Zurechnung einer verdeckten Gewinnausschüttung bei verdeckter Treuhand

Eine verdeckte Gewinnausschüttung ist einem minderjährigen Gesellschafter einer GmbH nicht zuzurechnen, wenn er aufgrund eines verdeckten Treuhandverhältnisses nicht wirtschaftlicher Eigentümer des von Familienmitgliedern unentgeltlich übertragenen GmbH-Anteils ist.

BFH Urteil vom 6.8.2013, VIII R 10/10

Begründung:

Die Zurechnung von Einkünften aus Kapitalvermögen aus einer vGA richtet sich nach § 20 Abs. 2a EStG. Anteilseigner i.S. dieser Vorschrift ist derjenige, dem nach § 39 AO die Anteile an der Kapitalgesellschaft zuzurechnen sind.

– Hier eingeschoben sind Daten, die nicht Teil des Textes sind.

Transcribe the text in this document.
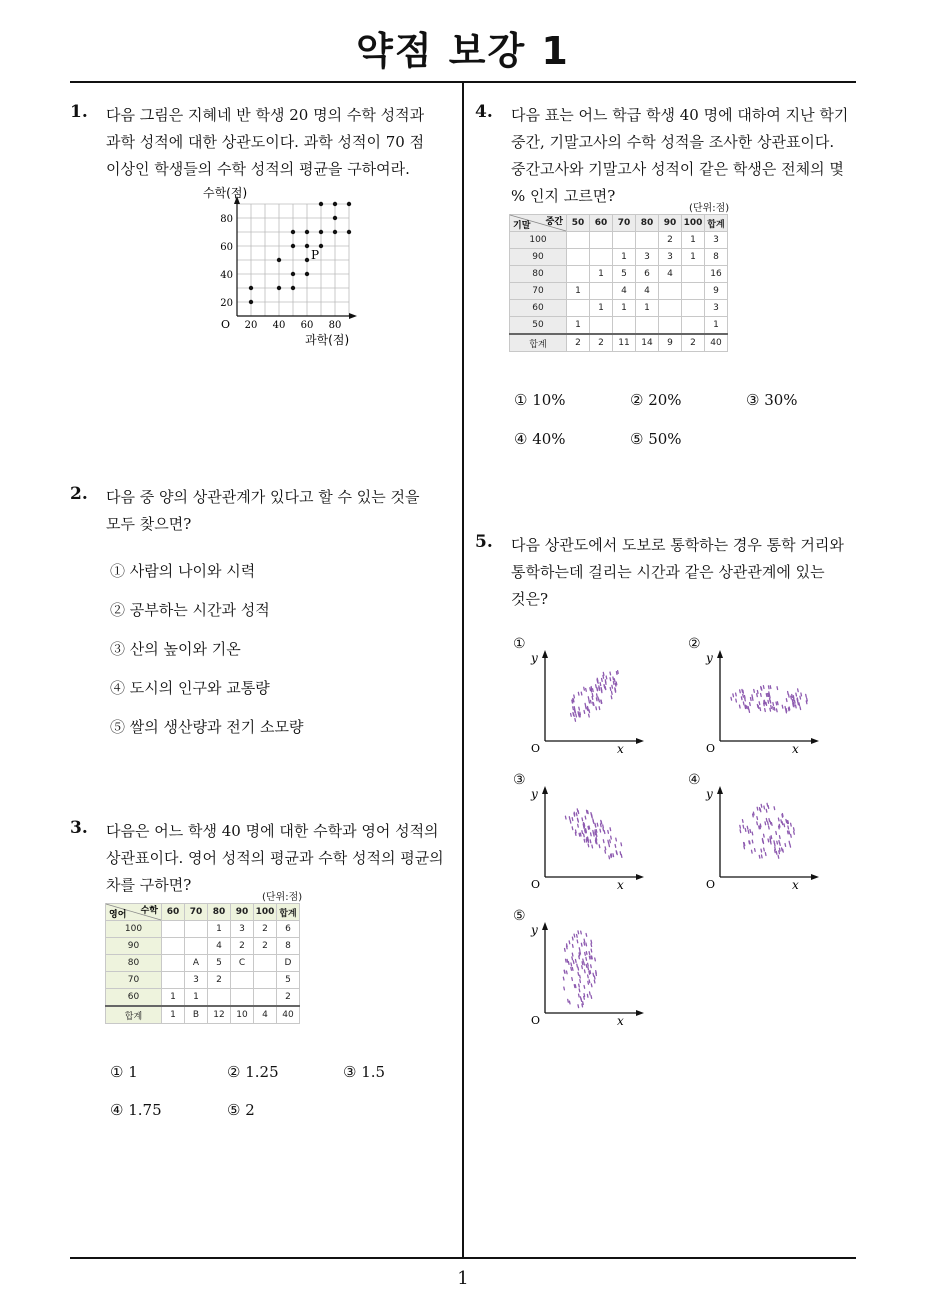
약점 보강 1
1
1. 다음 그림은 지혜네 반 학생 20 명의 수학 성적과
과학 성적에 대한 상관도이다. 과학 성적이 70 점
이상인 학생들의 수학 성적의 평균을 구하여라.
수학(점)
과학(점)
O 20 40 60 80
20
40
60
80
P
2. 다음 중 양의 상관관계가 있다고 할 수 있는 것을
모두 찾으면?
① 사람의 나이와 시력
② 공부하는 시간과 성적
③ 산의 높이와 기온
④ 도시의 인구와 교통량
⑤ 쌀의 생산량과 전기 소모량
3. 다음은 어느 학생 40 명에 대한 수학과 영어 성적의
상관표이다. 영어 성적의 평균과 수학 성적의 평균의
차를 구하면?
(단위:점)
수학
영어	60	70	80	90	100	합계
100			1	3	2	6
90			4	2	2	8
80		A	5	C		D
70		3	2			5
60	1	1				2
합계	1	B	12	10	4	40
① 1	② 1.25	③ 1.5
④ 1.75	⑤ 2
4. 다음 표는 어느 학급 학생 40 명에 대하여 지난 학기
중간, 기말고사의 수학 성적을 조사한 상관표이다.
중간고사와 기말고사 성적이 같은 학생은 전체의 몇
% 인지 고르면?
(단위:점)
중간
기말	50	60	70	80	90	100	합계
100					2	1	3
90			1	3	3	1	8
80		1	5	6	4		16
70	1		4	4			9
60		1	1	1			3
50	1						1
합계	2	2	11	14	9	2	40
① 10%	② 20%	③ 30%
④ 40%	⑤ 50%
5. 다음 상관도에서 도보로 통학하는 경우 통학 거리와
통학하는데 걸리는 시간과 같은 상관관계에 있는
것은?
①
y
O	x
②
y
O	x
③
y
O	x
④
y
O	x
⑤
y
O	x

Nach § 39 Abs. 1 AO sind Wirtschaftsgüter dem Eigentümer zuzurechnen. Eigentümer i.S. dieser Regelung ist der zivilrechtliche Eigentümer bzw. Inhaber des Wirtschaftsguts. Abweichend von § 39 Abs. 1 AO bestimmt § 39 Abs. 2 Nr. 1 Satz 2 AO, dass bei Treuhandverhältnissen die Wirtschaftsgüter dem Treugeber zuzurechnen sind. Diese Vorschrift greift jedoch nur dann ein, wenn im konkreten Einzelfall ein steuerlich anzuerkennendes Treuhandverhältnis besteht. Dies ist im Streitfall –entgegen der Auffassung des FG– zu bejahen, sodass die Frage, ob der Kläger nach zivilrechtlichen Grundsätzen wirksam Eigentum an den Anteilen der S-GmbH erworben hat, offenbleiben kann.

Nach ständiger höchstrichterlicher Rechtsprechung ist ein Treuhandverhältnis nur dann gegeben, wenn die mit der rechtlichen Eigentümer- bzw. Inhaberstellung verbundene Verfügungsmacht so zu Gunsten des Treugebers eingeschränkt ist, dass das rechtliche Eigentum bzw. die rechtliche Inhaberschaft als "leere Hülle" erscheint. Der Treugeber muss das Treuhandverhältnis beherrschen, und zwar nicht nur nach den mit dem Treuhänder getroffenen Absprachen, sondern auch bei deren tatsächlichem Vollzug. Es muss zweifelsfrei erkennbar sein, dass der Treuhänder ausschließlich für Rechnung des Treugebers handelt. Wesentliches und im Grundsatz unverzichtbares Merkmal einer solchen Beherrschung ist eine Weisungsbefugnis des Treugebers –und damit korrespondierend die Weisungsgebundenheit des Treuhänders– in Bezug auf die Behandlung des Treuguts. Zudem muss der Treugeber berechtigt sein, jederzeit die Rückgabe des Treuguts zu verlangen.

Danach ist der Schluss des FG, es sei bei der Übertragung des Anteils an der S-GmbH auf den Kläger nicht lediglich die formale Einräumung einer Treuhandstellung beabsichtigt gewesen, rechtsfehlerhaft, denn er wird nicht von der Aussage des als Zeugen vernommenen Ergänzungspflegers getragen. Nach dessen Angabe hat der Vater Mitglieder seiner Familie und Angestellte als Gesellschafter seiner Firmen eingesetzt, um Gesellschaftsanteile dem Zugriff seiner Gläubiger zu entziehen. Allein zu diesem Zweck sei der GmbH-Anteil auf den Kläger übertragen worden. Das FG hat zu Unrecht aus der Annahme des Zeugen, es sei im Familienverbund nicht über Treuhandverträge nachgedacht worden, geschlossen, dass ein Treuhandverhältnis nicht vorgelegen habe. Denn wie der Zeuge in diesem Zusammenhang weiter ausgeführt hat, hat der Vater die Familie beherrscht und jederzeit die Rückübertragung der GmbH-Anteile verlangen können. Die zivilrechtliche Stellung des geschäftsunfähigen Klägers als Gesellschafter der S-GmbH war danach lediglich eine leere Hülle.